Le prophète échoue. Son message contredit trop fortement l'opinion
dominante, les habitudes de vie bien ancrées. Seul son échec permet que sa
parole soit agissante. Cet échec du prophète est une sombre question qui
domine toute l'histoire d'Israël et, d'une certaine façon, il se renouvelle
sans cesse dans l'histoire de l'humanité. Il se renouvelle tout d'abord dans
le sort réservé à Jésus Christ, qui finit sur la croix.
Mais c'est
précisément de la croix que procède sa grande fécondité.
Et de manière inattendue, on voit surgir de nouveau ici le lien avec la
parabole du semeur, qui est le contexte dans lequel les Évangiles
synoptiques placent la parole de Jésus. Il est frappant de voir l'importance
que prend l'image de la semence dans l'ensemble du message de Jésus. Le
temps de Jésus, le temps des disciples, est le temps des semailles et de
la semence. Le « Royaume de Dieu » est présent comme une semence. Vue de
l'extérieur, la semence est une chose insignifiante que l'on peut ignorer.

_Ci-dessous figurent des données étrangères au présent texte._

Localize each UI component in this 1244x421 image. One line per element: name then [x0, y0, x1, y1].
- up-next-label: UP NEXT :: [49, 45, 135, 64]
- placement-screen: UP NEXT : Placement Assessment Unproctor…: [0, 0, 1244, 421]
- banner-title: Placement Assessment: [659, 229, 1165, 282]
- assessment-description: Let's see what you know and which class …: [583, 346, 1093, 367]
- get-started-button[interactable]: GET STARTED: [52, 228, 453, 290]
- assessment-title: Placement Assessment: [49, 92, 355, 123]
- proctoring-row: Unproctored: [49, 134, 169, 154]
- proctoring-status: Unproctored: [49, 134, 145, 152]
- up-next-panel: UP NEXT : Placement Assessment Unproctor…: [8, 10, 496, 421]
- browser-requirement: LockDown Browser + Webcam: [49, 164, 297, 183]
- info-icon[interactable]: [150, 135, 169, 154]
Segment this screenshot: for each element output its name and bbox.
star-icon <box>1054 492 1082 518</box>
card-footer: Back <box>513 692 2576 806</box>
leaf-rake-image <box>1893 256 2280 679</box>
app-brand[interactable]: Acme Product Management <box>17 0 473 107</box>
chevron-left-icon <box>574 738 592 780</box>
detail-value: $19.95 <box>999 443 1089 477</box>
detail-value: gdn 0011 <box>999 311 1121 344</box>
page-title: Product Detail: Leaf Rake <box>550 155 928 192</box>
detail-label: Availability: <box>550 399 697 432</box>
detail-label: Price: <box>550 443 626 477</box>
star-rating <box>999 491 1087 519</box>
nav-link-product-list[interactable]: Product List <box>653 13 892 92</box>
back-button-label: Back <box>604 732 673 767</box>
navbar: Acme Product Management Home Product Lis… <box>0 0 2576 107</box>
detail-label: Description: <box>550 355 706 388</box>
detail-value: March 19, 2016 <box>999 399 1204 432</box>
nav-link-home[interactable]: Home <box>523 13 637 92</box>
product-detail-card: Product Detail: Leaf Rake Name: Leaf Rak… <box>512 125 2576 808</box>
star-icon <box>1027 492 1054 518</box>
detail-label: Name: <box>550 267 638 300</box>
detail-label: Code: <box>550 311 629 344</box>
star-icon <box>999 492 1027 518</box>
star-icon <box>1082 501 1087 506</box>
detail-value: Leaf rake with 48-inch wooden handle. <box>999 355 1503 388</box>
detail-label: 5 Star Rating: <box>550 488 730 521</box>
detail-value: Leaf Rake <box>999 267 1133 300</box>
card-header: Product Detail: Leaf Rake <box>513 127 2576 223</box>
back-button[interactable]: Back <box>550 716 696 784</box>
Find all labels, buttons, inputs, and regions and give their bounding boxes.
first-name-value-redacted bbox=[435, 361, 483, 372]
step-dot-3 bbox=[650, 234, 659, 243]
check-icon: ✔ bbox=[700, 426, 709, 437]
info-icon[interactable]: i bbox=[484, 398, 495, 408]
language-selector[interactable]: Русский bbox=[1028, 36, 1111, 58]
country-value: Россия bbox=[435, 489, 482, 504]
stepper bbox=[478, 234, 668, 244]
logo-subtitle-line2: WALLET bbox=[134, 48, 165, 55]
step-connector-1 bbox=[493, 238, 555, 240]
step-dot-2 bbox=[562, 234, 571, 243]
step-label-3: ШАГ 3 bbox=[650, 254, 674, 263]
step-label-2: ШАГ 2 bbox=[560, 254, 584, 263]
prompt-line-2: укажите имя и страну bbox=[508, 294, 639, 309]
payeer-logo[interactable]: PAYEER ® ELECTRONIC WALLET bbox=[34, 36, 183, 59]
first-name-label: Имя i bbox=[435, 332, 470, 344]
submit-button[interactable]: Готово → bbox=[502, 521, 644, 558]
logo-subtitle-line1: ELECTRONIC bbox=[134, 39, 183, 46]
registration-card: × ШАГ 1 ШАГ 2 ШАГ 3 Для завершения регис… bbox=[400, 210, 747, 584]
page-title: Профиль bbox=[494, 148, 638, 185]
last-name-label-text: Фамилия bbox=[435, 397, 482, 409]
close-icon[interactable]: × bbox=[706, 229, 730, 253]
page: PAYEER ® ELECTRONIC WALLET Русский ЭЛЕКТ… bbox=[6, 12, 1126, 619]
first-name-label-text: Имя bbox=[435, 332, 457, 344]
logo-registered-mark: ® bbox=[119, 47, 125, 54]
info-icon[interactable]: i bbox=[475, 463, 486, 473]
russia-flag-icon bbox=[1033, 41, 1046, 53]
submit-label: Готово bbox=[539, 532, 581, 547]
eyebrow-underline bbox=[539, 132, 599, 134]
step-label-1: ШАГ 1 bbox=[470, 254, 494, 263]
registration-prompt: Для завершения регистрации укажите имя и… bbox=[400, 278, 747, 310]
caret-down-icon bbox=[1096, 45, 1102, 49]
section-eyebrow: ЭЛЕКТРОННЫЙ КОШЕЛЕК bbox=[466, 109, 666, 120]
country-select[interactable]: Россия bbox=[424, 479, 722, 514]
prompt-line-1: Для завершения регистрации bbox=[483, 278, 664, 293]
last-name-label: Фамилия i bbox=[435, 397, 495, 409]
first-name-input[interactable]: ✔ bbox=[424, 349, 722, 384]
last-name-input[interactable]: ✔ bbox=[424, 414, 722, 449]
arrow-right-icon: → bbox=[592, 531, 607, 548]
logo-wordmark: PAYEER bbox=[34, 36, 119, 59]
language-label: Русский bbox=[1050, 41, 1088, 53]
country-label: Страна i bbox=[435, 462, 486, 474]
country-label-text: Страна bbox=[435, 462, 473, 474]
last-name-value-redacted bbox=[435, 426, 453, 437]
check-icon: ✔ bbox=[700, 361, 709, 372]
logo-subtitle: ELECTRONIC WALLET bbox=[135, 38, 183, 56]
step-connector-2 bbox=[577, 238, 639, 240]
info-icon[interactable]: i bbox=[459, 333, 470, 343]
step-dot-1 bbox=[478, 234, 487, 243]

La graine de moutarde, qui est une image du Royaume de Dieu, est la plus
petite de toutes les graines, et pourtant elle porte en elle un arbre tout
entier. La semence est la présence de la réalité future. Dans la semence, ce
qui est à venir est déjà présent de manière cachée. Elle est le présent de
la promesse. Lors du dimanche des Rameaux, le Seigneur a résumé les
multiples paraboles de semence en dévoilant pleinement leur sens : «
Amen,
amen, je vous le dis : si le grain de blé tombé en terre ne meurt pas, il
reste seul ; mais s'il meurt, il donne beaucoup de fruit »
(Jn 12, 24).
Jésus lui-même est la
semence. Son « échec » sur la croix est précisément le chemin qui mène du
cercle restreint vers le grand nombre, vers tous : « Et moi, quand j'aurai
été élevé de terre, j'attirerai à moi tous les hommes »
(Jn 12, 32).
L'échec des prophètes, son propre échec, apparaissent maintenant sous un
autre éclairage. Ils sont précisément le chemin qui aboutit à ce que les
hommes « se convertissent et que Dieu leur pardonne
». C'est cet échec qui va faire que s'ouvrent les yeux et les oreilles de
tous. La croix est la clé permettant de déchiffrer les paraboles. Dans son
discours d'adieu à ses disciples, le Seigneur dit à ce propos : « J'ai
employé des paraboles (un discours voilé) pour vous parler de tout cela.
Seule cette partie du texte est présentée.